As real estate prices remain high in Canada’s urban centres, young families are looking for unique ways to finance their dreams of recreational property ownership. In a recent survey conducted by Leger, more than a quarter (28 per cent) of Canadians with children under the age of 18 indicated they would consider selling their primary residence in the city in which they live in order to purchase a cottage, cabin or ski chalet. Other options that these potential buyers are willing to consider include fractional ownership in a shared property, purchasing a recreational property with a friend or family member, and renting out the recreational property they purchase on a vacation rental website such as AirBnB.

In a separate survey of RE/MAX brokers and agents, 73 per cent of regions indicated that young families with children were a key driver of demand in their market, including established recreational regions such as the Okanagan Valley in B.C., Canmore, AB, Collingwood, ON and the Laurentians in Quebec. Retirees were also a key driver of demand across Canada, with more than half (55 per cent) of regions surveyed reporting an increase in retiree buyers this year compared to last year.

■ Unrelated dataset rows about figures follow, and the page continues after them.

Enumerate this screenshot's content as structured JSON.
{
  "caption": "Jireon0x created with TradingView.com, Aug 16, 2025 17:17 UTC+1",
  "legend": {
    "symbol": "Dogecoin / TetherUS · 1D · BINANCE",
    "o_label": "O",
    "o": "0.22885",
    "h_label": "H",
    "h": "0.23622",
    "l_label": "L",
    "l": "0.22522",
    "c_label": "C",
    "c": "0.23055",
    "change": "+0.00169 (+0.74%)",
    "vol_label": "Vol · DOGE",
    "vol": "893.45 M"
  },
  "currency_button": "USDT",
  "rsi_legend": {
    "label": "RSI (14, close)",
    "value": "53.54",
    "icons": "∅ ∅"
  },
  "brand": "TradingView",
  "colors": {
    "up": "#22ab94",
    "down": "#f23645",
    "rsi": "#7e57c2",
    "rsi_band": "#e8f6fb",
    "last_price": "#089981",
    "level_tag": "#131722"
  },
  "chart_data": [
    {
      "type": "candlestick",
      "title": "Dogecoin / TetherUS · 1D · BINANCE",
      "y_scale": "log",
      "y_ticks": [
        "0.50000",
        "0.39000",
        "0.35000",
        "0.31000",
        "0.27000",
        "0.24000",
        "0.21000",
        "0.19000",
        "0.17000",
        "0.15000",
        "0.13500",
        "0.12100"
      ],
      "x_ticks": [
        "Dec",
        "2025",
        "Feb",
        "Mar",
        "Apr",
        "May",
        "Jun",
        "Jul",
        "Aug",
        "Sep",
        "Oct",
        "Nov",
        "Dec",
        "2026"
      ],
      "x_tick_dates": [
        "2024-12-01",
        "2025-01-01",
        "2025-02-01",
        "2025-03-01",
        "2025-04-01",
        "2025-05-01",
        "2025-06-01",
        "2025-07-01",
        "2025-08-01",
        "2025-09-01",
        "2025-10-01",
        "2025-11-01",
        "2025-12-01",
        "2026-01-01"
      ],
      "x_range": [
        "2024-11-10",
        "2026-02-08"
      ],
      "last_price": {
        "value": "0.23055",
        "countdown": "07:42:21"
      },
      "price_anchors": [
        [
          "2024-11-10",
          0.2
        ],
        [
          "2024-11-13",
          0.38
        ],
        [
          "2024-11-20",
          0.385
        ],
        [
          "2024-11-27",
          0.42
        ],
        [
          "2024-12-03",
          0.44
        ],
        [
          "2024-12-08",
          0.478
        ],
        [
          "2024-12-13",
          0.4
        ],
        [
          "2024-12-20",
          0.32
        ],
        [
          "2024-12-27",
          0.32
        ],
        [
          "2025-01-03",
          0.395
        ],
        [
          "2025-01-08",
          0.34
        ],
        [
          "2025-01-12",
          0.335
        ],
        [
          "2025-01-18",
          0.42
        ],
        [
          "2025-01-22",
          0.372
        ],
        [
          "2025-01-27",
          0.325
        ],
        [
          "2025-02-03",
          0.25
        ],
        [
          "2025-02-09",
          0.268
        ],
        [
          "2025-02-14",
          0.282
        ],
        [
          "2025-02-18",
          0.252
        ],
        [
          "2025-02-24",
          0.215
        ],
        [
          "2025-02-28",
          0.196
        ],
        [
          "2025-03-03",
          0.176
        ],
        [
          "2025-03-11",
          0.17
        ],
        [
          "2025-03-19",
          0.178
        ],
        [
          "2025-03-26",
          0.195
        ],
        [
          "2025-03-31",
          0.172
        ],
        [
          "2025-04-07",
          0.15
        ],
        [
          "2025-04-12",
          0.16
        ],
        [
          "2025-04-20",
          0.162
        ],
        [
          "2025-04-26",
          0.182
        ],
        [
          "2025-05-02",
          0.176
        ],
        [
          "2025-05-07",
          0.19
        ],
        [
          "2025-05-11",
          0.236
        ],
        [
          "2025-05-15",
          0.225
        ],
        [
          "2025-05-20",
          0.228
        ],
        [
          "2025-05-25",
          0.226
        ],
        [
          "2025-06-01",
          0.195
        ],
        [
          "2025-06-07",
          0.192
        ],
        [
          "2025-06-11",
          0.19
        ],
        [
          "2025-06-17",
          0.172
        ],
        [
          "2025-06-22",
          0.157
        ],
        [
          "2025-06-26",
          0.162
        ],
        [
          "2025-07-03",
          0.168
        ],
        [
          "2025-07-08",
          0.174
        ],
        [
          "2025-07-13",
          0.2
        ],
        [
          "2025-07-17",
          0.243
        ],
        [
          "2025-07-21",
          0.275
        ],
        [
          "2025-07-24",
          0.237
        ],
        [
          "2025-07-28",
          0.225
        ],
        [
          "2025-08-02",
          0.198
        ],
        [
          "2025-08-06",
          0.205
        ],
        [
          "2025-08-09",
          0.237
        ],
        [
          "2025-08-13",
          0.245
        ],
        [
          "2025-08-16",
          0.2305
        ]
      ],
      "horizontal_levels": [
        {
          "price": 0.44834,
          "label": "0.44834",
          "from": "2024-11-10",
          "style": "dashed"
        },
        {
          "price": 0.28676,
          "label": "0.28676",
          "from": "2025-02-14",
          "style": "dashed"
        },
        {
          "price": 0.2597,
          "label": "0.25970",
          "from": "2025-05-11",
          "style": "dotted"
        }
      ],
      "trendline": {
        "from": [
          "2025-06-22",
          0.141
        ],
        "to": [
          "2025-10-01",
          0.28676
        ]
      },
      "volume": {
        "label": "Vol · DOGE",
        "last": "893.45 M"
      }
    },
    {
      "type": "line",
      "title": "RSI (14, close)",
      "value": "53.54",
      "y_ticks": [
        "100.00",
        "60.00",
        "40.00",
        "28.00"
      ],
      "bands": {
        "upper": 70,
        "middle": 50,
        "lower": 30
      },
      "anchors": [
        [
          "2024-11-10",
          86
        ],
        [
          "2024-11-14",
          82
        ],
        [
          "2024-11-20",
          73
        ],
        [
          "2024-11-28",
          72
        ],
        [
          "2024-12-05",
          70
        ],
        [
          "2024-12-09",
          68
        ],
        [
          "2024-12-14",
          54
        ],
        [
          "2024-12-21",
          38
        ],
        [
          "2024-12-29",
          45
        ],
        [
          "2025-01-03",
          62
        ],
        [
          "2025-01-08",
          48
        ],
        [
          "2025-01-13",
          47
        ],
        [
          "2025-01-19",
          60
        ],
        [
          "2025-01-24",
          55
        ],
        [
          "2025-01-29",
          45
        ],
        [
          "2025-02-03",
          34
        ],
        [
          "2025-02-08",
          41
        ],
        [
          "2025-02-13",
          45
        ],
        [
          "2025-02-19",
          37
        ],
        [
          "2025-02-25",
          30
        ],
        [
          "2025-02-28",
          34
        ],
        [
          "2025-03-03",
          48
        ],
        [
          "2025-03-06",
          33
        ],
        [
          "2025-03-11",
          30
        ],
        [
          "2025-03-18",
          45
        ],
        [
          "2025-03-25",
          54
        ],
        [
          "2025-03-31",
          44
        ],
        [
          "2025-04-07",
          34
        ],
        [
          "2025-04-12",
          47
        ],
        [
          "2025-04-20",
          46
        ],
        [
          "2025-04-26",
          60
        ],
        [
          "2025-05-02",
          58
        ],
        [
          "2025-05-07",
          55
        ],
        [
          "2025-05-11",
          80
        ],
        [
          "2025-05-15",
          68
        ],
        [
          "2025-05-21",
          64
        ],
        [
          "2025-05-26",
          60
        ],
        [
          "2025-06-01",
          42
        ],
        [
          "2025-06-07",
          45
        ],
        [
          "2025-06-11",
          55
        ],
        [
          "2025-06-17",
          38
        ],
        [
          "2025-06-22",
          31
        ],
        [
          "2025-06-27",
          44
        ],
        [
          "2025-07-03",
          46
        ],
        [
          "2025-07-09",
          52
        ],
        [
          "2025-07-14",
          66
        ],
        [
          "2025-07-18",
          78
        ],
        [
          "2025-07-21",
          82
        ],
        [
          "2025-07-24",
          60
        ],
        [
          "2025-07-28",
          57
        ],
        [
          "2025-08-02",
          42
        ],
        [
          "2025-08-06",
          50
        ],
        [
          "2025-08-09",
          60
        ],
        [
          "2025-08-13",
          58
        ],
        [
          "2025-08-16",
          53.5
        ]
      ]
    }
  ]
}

Continued high real estate prices in regions like Toronto and Vancouver have led to large numbers of retirees and Baby Boomers nearing retirement to sell their homes and put the equity they received from the sale into the purchase of a recreational property. This has in turn resulted in the price appreciation that we’ve seen in popular recreational property markets such as Whistler in B.C. and Haliburton in Ontario.

The RE/MAX survey of brokers and agents found that 39 per cent of regions experienced an increase in demand from buyers leaving either the GTA or B.C.’s Lower Mainland compared to last year. More local markets such as Salt Spring Island, located a few hours away from Vancouver and the Kawarthas in Ontario, experienced significant increases in demand as a result of this trend. Regions as far away as Ottawa’s Rideau Lakes Region and P.E.I’s north and south shore also received a boost from buyers leaving the GTA who are looking for great value on properties further out from the Greater Golden Horseshoe.

In Leger’s survey of Canadians, almost two-thirds (65 per cent) of millennials (18-34 years old) expressed interest in purchasing a cottage, cabin or ski chalet in the next 10 years. A quarter of respondents also indicated they would consider purchasing a recreational property as an investment vehicle to help finance retirement. At the same time however, many millennials feel that high real estate prices in the city in which they live will negatively impact their ability to buy a recreational property in addition to owning a primary residence.

To overcome this gap between demand and affordability, many Canadian millennials are willing to turn to unique financing methods to help purchase a recreational property. Nearly half (44 per cent) of millennials said they would purchase a property with a family member, while 39 per cent would purchase a property and rent it out using a vacation rental site such as AirBnB. Additionally, over a quarter of young Canadians (age 18-34) said they would consider selling the primary residence in which they live, while one in five millennials said they would consider both fractional ownership of a shared a property or buying with a friend.